Le collectif contre la cherté de du transport vers l’Algérie (CCTA) a réagi après la saisie de l’avion de la compagnie aérienne Air Algérie en déclarant que « C’est avec stupeur et indignation que le collectif CCTA vient d’apprendre la saisie d’un avion de la compagnie Air Algérie à Bruxelles le 12 décembre 2014. Des factures impayées de longue date (2 millions de dollars de pièce de rechange) seraient à l’origine de la confiscation de l’appareil ».

Dans le même communiqué le CCTA indique que « Cette saisie de l’appareil algérien est une honte et représente une vexation pour tout le peuple algérien qui ne peut que rester convaincu de la façon anarchique et chaotique dont est gérée la compagnie nationale ».

Et de s’interroger « Où vont donc les millions d’euros et de dinars que paient les voyageurs algériens et de la diaspora ? Où vont donc les millions de dinars de subventions étatiques qui sont censés la faire survivre? ». « Les 30.000 dinars d’Alger à Tamanrasset et les 500 euros de Paris à Alger n’ont-ils pas pu payer la facture de cette société belge à l’origine de la saisie ? ».
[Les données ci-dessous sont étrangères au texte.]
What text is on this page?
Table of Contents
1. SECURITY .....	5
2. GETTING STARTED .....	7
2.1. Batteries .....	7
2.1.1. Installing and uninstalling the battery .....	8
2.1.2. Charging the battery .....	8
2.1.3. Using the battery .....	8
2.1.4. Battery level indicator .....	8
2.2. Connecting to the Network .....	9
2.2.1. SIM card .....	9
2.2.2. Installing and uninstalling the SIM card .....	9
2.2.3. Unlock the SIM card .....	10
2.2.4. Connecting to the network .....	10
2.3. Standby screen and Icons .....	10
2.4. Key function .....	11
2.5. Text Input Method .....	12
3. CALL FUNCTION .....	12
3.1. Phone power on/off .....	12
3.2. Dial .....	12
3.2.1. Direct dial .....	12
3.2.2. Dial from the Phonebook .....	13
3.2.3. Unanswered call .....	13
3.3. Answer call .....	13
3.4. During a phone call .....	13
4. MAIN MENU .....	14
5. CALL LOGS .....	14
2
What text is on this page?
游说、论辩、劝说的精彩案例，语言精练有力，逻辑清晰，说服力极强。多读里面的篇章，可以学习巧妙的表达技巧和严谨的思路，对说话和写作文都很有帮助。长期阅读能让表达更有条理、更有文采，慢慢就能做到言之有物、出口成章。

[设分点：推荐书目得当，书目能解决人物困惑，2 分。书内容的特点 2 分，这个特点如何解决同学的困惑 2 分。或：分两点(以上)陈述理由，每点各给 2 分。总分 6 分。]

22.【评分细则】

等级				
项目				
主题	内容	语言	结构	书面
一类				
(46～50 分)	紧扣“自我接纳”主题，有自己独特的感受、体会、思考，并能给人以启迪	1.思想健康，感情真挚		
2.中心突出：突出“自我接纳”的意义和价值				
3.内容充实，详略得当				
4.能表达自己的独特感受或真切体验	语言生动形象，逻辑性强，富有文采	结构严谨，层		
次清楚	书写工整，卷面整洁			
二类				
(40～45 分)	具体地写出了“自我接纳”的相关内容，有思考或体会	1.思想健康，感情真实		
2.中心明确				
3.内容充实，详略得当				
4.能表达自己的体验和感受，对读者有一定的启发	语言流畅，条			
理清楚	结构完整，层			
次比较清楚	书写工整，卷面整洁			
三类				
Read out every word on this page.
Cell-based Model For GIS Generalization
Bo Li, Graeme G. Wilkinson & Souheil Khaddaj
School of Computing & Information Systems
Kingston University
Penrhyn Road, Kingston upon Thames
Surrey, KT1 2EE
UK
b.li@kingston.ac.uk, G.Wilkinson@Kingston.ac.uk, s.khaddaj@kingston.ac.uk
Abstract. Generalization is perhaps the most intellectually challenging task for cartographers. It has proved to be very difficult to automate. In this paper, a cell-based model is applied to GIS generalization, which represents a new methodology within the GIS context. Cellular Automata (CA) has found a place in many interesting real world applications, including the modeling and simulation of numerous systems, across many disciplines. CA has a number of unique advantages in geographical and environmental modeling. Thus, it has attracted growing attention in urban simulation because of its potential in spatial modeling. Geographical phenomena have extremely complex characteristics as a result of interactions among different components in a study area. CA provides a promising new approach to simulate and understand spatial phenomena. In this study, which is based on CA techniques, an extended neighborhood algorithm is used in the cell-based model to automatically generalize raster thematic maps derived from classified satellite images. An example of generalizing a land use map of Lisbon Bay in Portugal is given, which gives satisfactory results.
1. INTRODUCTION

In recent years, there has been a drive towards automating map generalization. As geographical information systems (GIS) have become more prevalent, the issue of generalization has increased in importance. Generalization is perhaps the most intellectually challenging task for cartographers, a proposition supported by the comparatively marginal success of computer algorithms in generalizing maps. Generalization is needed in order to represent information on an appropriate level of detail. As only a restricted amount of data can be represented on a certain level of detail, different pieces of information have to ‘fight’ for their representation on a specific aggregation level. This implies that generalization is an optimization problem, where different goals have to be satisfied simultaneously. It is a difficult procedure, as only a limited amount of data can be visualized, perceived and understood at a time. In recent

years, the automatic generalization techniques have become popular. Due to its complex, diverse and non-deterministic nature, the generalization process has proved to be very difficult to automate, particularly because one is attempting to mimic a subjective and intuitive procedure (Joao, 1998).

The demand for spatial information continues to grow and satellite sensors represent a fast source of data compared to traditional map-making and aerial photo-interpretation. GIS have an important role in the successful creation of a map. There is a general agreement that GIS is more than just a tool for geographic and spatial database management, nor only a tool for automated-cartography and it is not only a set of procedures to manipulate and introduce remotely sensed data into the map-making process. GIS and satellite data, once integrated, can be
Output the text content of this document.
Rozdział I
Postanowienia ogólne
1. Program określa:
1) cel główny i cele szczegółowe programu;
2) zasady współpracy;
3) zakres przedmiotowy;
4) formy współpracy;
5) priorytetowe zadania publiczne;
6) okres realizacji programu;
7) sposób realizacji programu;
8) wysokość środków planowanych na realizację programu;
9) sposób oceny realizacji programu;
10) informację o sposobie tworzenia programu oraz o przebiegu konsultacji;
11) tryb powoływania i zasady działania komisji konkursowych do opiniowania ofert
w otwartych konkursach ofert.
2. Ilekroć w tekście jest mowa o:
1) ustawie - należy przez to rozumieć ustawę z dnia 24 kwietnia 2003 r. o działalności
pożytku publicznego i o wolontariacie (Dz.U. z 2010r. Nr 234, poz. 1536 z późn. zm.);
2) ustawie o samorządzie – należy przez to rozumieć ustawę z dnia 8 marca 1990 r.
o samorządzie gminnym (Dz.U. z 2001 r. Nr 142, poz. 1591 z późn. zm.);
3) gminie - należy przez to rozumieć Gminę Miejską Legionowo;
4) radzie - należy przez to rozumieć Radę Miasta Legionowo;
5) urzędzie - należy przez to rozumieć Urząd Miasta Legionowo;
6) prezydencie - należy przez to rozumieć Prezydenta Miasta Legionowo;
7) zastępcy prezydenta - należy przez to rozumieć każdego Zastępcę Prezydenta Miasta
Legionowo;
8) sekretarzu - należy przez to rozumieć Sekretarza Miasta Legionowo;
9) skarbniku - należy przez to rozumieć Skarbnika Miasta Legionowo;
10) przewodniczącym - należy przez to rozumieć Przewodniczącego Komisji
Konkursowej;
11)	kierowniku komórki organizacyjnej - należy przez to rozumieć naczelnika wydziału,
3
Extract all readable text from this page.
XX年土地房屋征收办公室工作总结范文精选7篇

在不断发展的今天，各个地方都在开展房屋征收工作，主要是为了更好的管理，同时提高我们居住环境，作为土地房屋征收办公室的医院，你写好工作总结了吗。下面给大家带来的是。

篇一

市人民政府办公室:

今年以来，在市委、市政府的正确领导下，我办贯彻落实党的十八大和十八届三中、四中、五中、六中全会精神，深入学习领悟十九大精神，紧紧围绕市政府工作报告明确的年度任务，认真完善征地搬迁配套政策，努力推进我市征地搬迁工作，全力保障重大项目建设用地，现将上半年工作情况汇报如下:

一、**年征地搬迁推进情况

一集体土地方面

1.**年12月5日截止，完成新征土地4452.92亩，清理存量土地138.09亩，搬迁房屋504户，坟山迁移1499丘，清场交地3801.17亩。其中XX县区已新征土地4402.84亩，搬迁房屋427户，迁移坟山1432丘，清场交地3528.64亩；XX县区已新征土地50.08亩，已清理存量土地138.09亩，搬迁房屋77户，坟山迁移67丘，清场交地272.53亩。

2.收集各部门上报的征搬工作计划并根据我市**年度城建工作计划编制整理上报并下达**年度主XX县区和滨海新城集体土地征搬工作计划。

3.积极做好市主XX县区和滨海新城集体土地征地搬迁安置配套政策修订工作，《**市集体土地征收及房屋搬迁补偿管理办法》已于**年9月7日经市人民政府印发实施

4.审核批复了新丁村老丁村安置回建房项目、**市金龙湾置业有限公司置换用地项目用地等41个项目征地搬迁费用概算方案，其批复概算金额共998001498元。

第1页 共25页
« Ainsi donc les mensonges du PDG de la compagnie, Mohamed Saleh BOULTIF, selon lesquels la compagnie Air Algérie se porte bien sont mis à nu devant le monde entier » souligne le CCTA.

« Aussi l’audit tant promis, s’il avait été réalisé par des experts indépendants et éloignés du pouvoir, aurait forcément évité la dérive dans la gestion d’Air Algérie et évité que la souveraineté nationale, au travers de cette saisie, puisse être battue en brèche par les prétendus représentants de la compagnie nationale ».

Le CCTA interpelle ensuite Amar Ghoul en lui posant plusieurs questions « Mr le Ministre des transports, jusqu’à quand allez-vous permettre et autoriser cette plaisanterie dans la gestion de la compagnie Air Algérie ? Jusqu’à quand allez-vous accepter cette humiliation de la compagnie nationale ? Allez- vous encore nous parler d’un complot contre Air Algérie ? Allez-vous affirmer encore que « c’est NORMAL, tous les pays ont des factures impayées» ? Etes-vous sûr, comme vous le dites, que l’Algérie est le premier pays au monde dans le domaine du transport aérien, maritime et terrestre ? Réalisez-vous vraiment ce que vous faites et ce que vous dites ? ».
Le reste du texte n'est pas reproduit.